Understand cross-zone replication of Azure NetApp Files (preview)

In many cases resiliency across availability zones is achieved by HA architectures using application-based replication and HA, as explained in Use availability zones for high availability. However, simpler, more cost-effective approaches are often considered by using storage-based data replication instead.

Similar to the Azure NetApp Files cross-region replication feature, the cross-zone replication (CZR) capability provides data protection between volumes in different availability zones. You can asynchronously replicate data from an Azure NetApp Files volume (source) in one availability zone to another Azure NetApp Files volume (destination) in another availability. This capability enables you to fail over your critical application if a zone-wide outage or disaster happens.

Supported regions

The preview of cross-zone replication is available in the following regions:

  • Australia East
  • Brazil South
  • Canada Central
  • Central India
  • Central US
  • East Asia
  • East US
  • East US 2
  • France Central
  • Germany West Central
  • Japan East
  • Korea Central
  • North Europe
  • Norway East
  • Qatar Central
  • South Africa North
  • Southeast Asia
  • South Central US
  • Sweden Central
  • Switzerland North
  • UAE North
  • UK South
  • US Gov Virginia
  • West Europe
  • West US 2
  • West US 3

In the future, cross-zone replication is planned for all AZ-enabled regions with Azure NetApp Files presence.

Service-level objectives

Recovery Point Objective (RPO) indicates the point in time to which data can be recovered. The RPO target is typically less than twice the replication schedule, but it can vary. In some cases, it can go beyond the target RPO based on factors such as the total dataset size, the change rate, the percentage of data overwrites, and the replication bandwidth available for transfer.

Cross-zone replication supports three replication schedules: 10 minutes, hourly, and daily.

  • For the replication schedule of 10 minutes, the typical RPO is less than 20 minutes.
  • For the hourly replication schedule, the typical RPO is less than two hours.
  • For the daily replication schedule, the typical RPO is less than two days.

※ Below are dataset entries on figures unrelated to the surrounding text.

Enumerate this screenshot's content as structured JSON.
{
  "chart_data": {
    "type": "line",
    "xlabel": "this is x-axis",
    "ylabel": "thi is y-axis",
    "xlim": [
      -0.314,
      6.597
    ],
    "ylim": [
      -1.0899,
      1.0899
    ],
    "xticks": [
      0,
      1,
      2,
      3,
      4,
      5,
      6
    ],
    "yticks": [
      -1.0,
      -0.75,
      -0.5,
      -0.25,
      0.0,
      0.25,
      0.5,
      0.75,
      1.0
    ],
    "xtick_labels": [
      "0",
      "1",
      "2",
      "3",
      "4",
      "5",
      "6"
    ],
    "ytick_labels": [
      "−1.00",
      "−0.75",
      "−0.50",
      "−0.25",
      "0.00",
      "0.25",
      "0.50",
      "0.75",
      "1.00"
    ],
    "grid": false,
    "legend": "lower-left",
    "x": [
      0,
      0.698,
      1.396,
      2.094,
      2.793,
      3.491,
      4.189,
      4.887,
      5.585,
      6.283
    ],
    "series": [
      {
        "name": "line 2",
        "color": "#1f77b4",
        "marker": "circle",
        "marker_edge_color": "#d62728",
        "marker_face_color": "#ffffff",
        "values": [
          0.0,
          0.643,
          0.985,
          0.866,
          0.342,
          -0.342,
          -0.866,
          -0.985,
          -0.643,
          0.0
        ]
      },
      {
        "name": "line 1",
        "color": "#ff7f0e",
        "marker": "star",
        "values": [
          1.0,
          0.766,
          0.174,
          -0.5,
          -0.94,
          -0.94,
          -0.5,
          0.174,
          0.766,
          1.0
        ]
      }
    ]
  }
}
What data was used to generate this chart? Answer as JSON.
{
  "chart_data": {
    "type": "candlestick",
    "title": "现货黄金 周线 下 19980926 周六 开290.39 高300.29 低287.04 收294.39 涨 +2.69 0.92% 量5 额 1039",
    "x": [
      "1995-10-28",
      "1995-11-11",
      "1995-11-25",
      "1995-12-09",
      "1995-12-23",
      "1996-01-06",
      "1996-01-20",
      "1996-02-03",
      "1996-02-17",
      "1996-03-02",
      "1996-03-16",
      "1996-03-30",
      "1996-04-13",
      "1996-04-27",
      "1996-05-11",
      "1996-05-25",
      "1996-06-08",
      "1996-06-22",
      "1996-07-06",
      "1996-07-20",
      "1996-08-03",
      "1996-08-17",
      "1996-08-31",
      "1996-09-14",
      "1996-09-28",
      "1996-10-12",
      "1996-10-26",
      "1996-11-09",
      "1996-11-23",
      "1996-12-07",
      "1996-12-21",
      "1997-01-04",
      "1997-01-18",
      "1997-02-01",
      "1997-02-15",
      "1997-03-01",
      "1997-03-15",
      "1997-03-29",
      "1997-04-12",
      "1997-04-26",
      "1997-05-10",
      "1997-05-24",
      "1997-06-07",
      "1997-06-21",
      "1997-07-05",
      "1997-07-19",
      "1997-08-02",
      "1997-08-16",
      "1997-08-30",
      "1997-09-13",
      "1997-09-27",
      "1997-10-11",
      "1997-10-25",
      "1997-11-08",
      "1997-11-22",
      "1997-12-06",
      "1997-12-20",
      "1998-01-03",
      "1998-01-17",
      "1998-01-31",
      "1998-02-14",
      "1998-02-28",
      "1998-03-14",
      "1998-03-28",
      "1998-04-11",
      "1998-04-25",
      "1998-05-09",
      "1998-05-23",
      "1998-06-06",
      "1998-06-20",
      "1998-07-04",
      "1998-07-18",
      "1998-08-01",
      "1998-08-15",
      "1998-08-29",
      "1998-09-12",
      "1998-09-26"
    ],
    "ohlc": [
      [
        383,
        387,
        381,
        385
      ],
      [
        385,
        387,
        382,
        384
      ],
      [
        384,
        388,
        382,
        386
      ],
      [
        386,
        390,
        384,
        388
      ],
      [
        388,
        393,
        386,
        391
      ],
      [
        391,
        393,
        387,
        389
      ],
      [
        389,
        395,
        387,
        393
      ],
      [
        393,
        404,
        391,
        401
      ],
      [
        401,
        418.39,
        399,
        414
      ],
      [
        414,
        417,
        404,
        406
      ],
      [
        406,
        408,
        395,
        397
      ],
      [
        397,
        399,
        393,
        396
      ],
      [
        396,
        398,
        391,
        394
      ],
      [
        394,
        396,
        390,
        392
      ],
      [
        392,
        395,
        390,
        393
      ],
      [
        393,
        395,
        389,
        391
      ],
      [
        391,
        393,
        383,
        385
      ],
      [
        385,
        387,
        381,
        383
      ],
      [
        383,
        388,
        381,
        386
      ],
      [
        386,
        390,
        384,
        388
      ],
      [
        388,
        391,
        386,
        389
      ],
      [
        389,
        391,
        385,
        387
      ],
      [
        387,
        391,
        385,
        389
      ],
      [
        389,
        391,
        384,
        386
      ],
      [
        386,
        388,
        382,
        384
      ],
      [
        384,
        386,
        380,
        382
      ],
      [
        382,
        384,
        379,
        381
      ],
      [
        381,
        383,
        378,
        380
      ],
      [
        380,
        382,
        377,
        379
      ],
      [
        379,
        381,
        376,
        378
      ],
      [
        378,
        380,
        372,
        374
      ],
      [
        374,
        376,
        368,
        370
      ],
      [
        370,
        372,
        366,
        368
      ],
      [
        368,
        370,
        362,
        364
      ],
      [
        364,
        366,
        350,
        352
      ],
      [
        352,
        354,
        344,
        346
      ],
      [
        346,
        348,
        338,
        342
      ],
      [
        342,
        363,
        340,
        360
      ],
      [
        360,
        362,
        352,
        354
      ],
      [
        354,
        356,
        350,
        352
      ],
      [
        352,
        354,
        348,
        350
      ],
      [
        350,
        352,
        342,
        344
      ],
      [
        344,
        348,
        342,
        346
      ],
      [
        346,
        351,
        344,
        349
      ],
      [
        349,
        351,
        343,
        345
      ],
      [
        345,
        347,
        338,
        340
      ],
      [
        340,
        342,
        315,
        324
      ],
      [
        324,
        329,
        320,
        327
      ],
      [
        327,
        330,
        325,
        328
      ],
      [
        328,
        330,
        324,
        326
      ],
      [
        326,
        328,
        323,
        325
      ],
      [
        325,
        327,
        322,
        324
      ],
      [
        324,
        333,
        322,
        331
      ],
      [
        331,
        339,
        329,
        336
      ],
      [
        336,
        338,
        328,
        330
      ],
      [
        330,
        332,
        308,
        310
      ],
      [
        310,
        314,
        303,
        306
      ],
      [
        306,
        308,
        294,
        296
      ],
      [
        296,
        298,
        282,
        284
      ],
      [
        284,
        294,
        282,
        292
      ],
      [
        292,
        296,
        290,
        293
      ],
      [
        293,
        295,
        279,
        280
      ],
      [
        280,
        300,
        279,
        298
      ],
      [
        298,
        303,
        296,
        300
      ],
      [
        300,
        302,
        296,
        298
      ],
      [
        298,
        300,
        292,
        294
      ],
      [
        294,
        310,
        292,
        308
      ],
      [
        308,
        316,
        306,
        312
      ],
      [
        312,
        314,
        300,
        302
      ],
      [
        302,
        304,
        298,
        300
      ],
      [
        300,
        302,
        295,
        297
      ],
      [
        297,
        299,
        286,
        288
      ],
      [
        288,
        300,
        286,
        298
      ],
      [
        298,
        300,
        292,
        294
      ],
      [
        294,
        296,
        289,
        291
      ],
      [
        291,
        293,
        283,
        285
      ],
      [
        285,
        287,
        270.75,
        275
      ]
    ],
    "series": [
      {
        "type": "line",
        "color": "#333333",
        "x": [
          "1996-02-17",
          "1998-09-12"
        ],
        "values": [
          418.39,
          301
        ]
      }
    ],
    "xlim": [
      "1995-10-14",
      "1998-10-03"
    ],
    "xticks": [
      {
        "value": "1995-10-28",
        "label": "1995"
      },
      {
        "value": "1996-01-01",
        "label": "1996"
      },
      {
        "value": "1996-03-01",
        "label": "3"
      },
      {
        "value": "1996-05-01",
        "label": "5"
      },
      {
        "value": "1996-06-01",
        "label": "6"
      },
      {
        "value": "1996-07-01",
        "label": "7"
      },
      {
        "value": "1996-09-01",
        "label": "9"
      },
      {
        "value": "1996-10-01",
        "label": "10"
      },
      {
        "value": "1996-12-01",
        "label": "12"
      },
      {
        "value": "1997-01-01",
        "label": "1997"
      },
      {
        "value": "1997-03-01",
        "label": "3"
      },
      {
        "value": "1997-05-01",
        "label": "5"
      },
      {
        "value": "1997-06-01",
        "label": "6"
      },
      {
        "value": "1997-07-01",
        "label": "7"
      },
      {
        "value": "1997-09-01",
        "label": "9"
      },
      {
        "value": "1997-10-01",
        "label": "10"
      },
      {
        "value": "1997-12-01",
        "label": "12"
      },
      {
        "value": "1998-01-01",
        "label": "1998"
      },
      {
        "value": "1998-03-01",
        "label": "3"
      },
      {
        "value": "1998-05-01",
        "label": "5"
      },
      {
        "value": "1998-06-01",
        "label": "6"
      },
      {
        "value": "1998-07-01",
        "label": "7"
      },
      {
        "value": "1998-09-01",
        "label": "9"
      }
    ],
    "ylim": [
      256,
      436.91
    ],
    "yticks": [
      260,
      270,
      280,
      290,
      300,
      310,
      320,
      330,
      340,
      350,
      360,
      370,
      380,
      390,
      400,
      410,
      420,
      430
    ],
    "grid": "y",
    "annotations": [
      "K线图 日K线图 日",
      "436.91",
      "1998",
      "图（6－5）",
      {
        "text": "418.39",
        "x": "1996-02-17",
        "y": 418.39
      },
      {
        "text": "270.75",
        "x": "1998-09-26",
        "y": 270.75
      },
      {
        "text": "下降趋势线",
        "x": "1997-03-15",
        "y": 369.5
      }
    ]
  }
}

Recovery Time Objective (RTO), or the maximum tolerable business application downtime, is determined by factors in bringing up the application and providing access to the data at the second site. The storage portion of the RTO for breaking the peering relationship to activate the destination volume and provide read and write data access in the second site is expected to be complete within a minute.

Cost model for cross-zone replication

Replicated volumes are hosted on a capacity pool. As such, the cost for cross-zone replication is based on the provisioned capacity pool size and tier as normal. There is no additional cost for data replication.